The next time things go awry in the lab, raid your video library for an unexpected learning opportunity
I’ve had demonstrations go wrong more times than I can count. Some were nerve-wracking, such as when the boiling tube shattered during a cracking demo, or when (more than once) my thermite demo didn’t go first time; some were mysterious, and I still don’t have good explanations; and others were frustrating as I tried again and again, often babbling on at my students to distract them from boredom. Over time, though, I have learned a few strategies for managing the moment, panicking less and even finding ways to push students’ thinking forward.
Planning for when it goes wrong
Clearly, practicals and demonstrations don’t always work as anticipated, and switching to a video can ensure that students can still make practical observations and link them to theoretical ideas. However, the least ideal classroom scenario is: (1) attempting a demo, (2) the demo going wrong and (3) spending the next five minutes scrambling on YouTube for a decent enough video that doesn’t lead to any student misconceptions about what you are intending them to learn, while (4) the abandoned demo is festering on the bench and (5) students are losing patience. Nightmare.
So, preparation is key: link videos for each practical and demonstration to the scheme of work, so a video you are confident about is just one click away. Adding these links doesn’t have to be a time-consuming endeavour; you can add links one topic at a time during department meetings. In my experience, my colleagues possess a wealth of knowledge on great videos, and so updating the scheme of work together is quick and very thorough.
Switching from demo to video
You are ready: a video is available for any eventuality. But it can still be challenging to manage the moment when things go wrong. The most important thing, of course, is not to panic. I know that’s unhelpful advice, so here are some things to do instead of panicking.
Ask students to return to their seats, open their notes, and pick up a pen ready to make notes on the video. You have two options: both require students to watch the video closely, probably twice. This will mean you have a few minutes to clean up the failed demonstration, or at least make sure it is safe and out of the way (and calm any frazzled nerves).

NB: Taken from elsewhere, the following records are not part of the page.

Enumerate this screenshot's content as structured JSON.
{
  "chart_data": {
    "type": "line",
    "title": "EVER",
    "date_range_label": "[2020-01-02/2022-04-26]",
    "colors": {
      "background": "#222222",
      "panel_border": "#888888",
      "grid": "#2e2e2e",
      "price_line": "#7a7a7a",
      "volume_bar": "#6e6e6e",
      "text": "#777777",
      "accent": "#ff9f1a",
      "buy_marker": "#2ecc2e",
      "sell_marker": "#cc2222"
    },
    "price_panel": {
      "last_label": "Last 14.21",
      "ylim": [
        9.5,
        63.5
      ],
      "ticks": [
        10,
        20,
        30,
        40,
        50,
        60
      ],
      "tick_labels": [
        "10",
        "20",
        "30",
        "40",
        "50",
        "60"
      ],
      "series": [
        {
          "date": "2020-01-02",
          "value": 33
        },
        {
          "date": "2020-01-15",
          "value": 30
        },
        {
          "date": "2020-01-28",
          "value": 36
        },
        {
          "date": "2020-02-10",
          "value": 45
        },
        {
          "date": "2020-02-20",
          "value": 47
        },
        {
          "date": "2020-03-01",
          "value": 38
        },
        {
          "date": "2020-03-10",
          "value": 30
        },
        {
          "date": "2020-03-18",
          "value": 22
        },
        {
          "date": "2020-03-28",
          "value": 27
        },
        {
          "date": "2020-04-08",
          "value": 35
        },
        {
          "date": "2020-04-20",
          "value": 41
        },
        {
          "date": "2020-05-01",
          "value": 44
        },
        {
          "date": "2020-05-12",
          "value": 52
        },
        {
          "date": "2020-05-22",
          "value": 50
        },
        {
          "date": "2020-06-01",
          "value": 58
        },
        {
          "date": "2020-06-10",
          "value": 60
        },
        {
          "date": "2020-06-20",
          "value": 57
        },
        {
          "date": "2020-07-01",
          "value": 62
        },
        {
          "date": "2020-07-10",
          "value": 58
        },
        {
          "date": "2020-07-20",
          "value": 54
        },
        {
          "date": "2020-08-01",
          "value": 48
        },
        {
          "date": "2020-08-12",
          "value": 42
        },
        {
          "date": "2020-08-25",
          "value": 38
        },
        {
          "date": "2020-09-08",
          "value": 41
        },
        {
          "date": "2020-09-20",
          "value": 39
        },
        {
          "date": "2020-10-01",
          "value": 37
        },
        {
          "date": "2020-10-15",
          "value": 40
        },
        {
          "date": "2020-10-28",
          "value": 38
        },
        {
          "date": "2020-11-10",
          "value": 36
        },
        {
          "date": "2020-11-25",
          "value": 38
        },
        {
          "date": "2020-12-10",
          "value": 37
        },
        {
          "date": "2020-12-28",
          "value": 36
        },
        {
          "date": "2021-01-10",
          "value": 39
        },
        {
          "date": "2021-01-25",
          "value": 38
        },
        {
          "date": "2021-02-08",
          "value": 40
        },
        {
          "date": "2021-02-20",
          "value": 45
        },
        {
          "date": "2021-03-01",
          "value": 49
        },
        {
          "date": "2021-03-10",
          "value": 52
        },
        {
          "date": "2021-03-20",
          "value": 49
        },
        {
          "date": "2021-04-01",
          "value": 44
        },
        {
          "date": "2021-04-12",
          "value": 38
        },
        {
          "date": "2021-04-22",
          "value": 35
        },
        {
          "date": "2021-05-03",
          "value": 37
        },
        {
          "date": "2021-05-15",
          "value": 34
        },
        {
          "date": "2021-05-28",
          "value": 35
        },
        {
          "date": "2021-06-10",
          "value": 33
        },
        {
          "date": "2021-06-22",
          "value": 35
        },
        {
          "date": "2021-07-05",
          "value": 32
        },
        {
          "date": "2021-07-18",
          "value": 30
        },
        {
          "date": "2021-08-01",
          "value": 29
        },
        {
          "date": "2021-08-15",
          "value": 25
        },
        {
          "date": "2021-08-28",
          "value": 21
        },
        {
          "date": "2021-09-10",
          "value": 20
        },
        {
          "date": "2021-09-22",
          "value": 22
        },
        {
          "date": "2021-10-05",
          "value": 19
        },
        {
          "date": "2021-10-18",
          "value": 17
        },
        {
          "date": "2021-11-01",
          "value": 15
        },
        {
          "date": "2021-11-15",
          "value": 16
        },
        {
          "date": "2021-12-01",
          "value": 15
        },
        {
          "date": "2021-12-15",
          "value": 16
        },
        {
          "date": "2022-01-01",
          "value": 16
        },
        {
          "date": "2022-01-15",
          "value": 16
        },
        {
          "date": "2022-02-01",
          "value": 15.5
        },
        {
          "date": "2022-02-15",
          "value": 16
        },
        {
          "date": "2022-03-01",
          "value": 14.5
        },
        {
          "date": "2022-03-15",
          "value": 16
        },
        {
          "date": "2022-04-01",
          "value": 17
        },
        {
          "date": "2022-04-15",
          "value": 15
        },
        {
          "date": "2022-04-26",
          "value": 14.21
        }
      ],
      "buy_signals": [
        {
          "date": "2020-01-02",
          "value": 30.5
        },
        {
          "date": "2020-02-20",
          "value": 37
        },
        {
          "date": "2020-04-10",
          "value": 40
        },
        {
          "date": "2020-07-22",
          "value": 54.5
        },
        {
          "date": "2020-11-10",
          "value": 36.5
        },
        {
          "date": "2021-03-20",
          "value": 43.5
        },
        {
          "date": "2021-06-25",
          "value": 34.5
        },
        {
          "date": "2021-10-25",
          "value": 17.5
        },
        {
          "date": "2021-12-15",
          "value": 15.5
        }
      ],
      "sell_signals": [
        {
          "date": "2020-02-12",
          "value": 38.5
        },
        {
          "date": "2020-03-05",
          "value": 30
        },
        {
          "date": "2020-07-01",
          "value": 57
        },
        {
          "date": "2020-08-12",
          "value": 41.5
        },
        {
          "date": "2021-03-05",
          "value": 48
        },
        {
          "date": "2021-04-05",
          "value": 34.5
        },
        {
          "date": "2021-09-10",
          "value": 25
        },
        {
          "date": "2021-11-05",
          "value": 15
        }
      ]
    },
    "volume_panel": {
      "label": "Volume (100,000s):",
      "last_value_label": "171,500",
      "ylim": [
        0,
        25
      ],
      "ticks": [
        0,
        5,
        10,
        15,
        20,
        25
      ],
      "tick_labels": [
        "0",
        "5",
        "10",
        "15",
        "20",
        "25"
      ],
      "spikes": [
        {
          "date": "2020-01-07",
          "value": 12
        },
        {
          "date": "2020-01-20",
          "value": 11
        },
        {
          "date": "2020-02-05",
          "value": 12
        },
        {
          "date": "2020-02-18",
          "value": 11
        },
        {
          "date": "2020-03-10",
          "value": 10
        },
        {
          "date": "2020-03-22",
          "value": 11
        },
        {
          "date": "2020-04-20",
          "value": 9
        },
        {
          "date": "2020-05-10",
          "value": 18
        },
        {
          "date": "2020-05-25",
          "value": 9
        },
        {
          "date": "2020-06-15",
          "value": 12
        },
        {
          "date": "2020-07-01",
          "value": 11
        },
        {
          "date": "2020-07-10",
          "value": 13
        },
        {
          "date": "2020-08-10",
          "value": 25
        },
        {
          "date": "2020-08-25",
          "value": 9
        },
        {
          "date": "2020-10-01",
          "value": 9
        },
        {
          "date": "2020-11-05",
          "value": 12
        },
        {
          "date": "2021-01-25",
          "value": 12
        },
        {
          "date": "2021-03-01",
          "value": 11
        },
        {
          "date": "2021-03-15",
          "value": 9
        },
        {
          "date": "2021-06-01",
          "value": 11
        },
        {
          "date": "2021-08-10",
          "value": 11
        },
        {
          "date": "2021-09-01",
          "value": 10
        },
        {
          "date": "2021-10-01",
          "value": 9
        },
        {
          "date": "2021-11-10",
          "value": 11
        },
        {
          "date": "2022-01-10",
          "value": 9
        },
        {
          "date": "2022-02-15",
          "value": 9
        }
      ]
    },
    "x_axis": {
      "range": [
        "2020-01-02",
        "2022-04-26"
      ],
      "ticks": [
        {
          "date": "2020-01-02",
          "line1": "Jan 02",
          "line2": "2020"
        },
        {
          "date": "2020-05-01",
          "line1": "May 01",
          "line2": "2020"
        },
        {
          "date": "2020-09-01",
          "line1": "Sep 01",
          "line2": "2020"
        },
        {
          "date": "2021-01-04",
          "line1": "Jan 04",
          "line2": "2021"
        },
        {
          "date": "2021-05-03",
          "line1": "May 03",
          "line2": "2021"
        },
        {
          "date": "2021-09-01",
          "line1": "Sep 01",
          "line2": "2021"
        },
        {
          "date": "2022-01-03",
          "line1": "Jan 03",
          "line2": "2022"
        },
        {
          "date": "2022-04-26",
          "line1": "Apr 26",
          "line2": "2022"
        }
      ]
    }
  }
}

Option 1: Maintain the learning focus: the content/practical skills you were intending to teach (stick to Plan A). This means the students will make notes on the video in the same way they would have for the demo.
Option 2: Switch the focus to hypothesising about what went wrong. Dan Beech argues that letting students get it wrong in practical work is beneficial for developing their skills in analysing, interpreting, evaluating, drawing conclusions, designing and redesigning practicals. The same goes for when demos go wrong. By focusing students’ observations on how the video differs from the failed demonstration, students can develop hypotheses about why they didn’t observe what was expected.
To do this in the moment, ask students to divide a page into quadrants labelled with the headings: apparatus, chemicals, method/sequence, and observations. Then ask them to describe what happened in the failed demo using the four boxes. While students are watching the video, they can add more notes to each quadrant. Finally, they can identify the differences, decide which are relevant and develop plausible explanations for why the demo didn’t work as intended. This works particularly well if students use different colours for the failed demo, the video and the possible explanations.
You can discuss the differences, debate possible explanations and potentially even agree on what went wrong. After this, you can always come back to Plan A if necessary but prepare to be surprised by how far students’ thinking has moved on.
So, next time you have an unanticipated explosion, bizarre-looking product or no observable product, raid your video library, and leverage the momentary mystery of chemistry for a rich, albeit unexpected, learning opportunity.